Мало-мальски очухавшись, первое, чему поразился Донцов, — исчезновению мертвеца, с которым спал бок о бок. Сквозь сетку терновых сучьев при всполохах ближнего костра, он вдруг увидел, что покойник сидит у его ног и чадит цигаркой. Донцов саданул сапогом в бок приведения и густо выругался. Курящий, поперхнувшись от удара, прокашлялся и, не гневаясь, сказал:
— Эко тебя заспало как, браток. Чисто ангел на печке…

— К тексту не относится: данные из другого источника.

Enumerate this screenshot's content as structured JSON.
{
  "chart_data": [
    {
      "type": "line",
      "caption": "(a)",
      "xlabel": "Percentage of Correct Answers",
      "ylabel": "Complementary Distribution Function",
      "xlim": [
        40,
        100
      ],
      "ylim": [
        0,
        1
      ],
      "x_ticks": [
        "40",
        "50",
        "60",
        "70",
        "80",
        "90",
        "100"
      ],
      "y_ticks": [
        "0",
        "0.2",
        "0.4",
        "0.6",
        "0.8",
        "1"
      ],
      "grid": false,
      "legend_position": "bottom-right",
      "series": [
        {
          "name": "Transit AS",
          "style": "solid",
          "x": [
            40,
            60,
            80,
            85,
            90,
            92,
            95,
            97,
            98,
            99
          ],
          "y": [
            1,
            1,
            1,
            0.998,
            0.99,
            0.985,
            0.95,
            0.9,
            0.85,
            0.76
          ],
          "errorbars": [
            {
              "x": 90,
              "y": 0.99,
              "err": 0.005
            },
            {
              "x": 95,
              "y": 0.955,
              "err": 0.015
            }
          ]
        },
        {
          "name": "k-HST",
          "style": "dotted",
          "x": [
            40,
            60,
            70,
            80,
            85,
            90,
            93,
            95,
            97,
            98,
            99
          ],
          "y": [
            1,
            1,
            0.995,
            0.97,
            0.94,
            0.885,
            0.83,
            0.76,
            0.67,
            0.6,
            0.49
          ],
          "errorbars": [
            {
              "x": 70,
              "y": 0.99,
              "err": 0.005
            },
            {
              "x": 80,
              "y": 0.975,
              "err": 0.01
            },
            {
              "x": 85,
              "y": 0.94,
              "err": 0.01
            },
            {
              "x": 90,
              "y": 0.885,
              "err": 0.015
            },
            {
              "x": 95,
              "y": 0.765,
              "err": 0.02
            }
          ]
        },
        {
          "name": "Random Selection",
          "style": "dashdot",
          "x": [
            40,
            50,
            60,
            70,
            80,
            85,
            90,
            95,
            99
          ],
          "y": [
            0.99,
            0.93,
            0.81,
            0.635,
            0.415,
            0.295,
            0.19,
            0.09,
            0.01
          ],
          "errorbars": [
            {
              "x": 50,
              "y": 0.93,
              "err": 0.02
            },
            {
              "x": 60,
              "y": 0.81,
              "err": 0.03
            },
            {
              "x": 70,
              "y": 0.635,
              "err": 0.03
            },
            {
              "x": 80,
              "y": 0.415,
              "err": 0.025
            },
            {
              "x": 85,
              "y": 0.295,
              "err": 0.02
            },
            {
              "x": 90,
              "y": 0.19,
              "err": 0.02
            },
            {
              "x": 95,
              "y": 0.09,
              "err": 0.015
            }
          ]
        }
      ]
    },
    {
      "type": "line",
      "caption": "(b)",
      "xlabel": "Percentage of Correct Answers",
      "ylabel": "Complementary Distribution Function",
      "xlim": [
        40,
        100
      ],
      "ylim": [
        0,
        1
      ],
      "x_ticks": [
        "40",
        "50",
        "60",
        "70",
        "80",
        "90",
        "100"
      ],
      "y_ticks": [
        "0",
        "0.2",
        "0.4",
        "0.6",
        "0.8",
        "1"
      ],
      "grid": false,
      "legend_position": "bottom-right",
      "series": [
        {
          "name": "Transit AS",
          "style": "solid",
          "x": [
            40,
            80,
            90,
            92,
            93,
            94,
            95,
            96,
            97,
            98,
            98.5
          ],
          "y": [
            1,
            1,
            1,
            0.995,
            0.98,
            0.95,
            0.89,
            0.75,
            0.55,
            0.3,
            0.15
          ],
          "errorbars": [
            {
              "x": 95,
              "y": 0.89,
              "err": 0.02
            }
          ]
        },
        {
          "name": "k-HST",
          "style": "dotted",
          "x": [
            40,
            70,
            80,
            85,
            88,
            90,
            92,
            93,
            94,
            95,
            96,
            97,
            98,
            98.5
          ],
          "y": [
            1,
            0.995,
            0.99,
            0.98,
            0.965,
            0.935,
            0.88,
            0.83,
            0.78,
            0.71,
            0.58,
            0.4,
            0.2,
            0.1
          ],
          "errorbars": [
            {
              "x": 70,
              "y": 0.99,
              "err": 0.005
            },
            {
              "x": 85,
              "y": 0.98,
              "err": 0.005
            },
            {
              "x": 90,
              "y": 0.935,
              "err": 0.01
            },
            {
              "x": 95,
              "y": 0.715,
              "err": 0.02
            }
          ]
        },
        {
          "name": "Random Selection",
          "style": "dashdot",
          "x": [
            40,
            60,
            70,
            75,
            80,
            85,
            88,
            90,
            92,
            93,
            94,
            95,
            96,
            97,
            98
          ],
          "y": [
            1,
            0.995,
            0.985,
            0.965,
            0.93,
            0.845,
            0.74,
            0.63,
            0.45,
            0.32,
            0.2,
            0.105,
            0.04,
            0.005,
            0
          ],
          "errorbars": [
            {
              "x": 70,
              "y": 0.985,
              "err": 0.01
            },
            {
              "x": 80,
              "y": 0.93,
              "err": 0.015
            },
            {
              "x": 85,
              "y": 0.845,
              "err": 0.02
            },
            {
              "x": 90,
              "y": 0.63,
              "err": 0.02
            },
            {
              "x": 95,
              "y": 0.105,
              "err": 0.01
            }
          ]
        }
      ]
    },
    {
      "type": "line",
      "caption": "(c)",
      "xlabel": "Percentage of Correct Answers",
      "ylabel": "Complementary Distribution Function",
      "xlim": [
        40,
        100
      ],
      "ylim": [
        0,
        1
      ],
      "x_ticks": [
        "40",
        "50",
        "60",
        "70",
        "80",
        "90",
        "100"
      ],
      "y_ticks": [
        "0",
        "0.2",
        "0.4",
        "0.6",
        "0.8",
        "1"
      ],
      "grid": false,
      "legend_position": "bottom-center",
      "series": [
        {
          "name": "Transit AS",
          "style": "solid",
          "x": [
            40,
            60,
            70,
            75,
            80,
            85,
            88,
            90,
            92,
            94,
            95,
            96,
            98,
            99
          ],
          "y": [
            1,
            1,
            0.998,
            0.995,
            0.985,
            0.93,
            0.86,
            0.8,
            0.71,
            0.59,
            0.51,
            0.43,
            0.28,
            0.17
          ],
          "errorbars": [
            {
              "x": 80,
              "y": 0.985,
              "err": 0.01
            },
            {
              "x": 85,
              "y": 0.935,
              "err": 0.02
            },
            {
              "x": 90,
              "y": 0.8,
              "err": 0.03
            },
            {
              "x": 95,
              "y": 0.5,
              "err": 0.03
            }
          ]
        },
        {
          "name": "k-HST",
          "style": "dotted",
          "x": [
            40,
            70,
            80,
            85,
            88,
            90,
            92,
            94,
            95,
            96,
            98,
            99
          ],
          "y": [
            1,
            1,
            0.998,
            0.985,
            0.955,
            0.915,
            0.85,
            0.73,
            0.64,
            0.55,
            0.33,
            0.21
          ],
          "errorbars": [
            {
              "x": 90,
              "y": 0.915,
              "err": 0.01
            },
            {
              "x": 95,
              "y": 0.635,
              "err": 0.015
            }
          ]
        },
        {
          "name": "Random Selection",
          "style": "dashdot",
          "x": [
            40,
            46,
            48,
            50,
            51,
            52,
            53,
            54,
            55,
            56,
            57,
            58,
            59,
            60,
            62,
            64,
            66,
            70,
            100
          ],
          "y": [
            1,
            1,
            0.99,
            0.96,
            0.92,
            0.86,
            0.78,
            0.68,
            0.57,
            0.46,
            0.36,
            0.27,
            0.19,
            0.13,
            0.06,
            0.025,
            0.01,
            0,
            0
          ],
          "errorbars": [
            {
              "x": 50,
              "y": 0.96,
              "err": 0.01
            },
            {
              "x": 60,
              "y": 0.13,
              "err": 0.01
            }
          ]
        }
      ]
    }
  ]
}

По голосу Донцов узнал Назара Кондакова, бойца с погранзаставы. Выполз из-под терновника и, виноватясь, зачертыхался сам на себя.
— Кошмар! Как черти всю ночь на углях жарили — ни сбежать, ни помолиться…
— Эт не диво… Диво, когда во сне дома побываешь, на своих наглядишься… — мечтательно повздыхал Назар, давясь вонючей цигаркой.
— Где табачком-то разжился? — попытал Донцов пограничника.
— Каким таким табачком, — заоправдывался Назар, — кленовый лопушок надыбал. Свернул — и чищу глотку. Хошь, и ты покашляй, — протянул он вонючий окурок Донцову.
В Ясенках прогорланил первую побудку чудом уцелевший петух. Клонило к утру. Но в кострах еще держался насквозь пронизывающий кладбищенскую тьму огонь. Пленные, лежавшие вторым этажом над покойным миром, были сплошь заметены соломенным пеплом, словно серым апрельским снегом. Умаявшийся за ночь Речкин, приткнувшись к железу ажурного распятья над богатой могилой, убито спал, навалив на свою грудь санитарную сумку красным крестом вверх. Бинтовая повязка сползла со лба к подбородку, и во сне он жевал ее, как ребенок тряпицу с хлебной сладко-кислой начинкой…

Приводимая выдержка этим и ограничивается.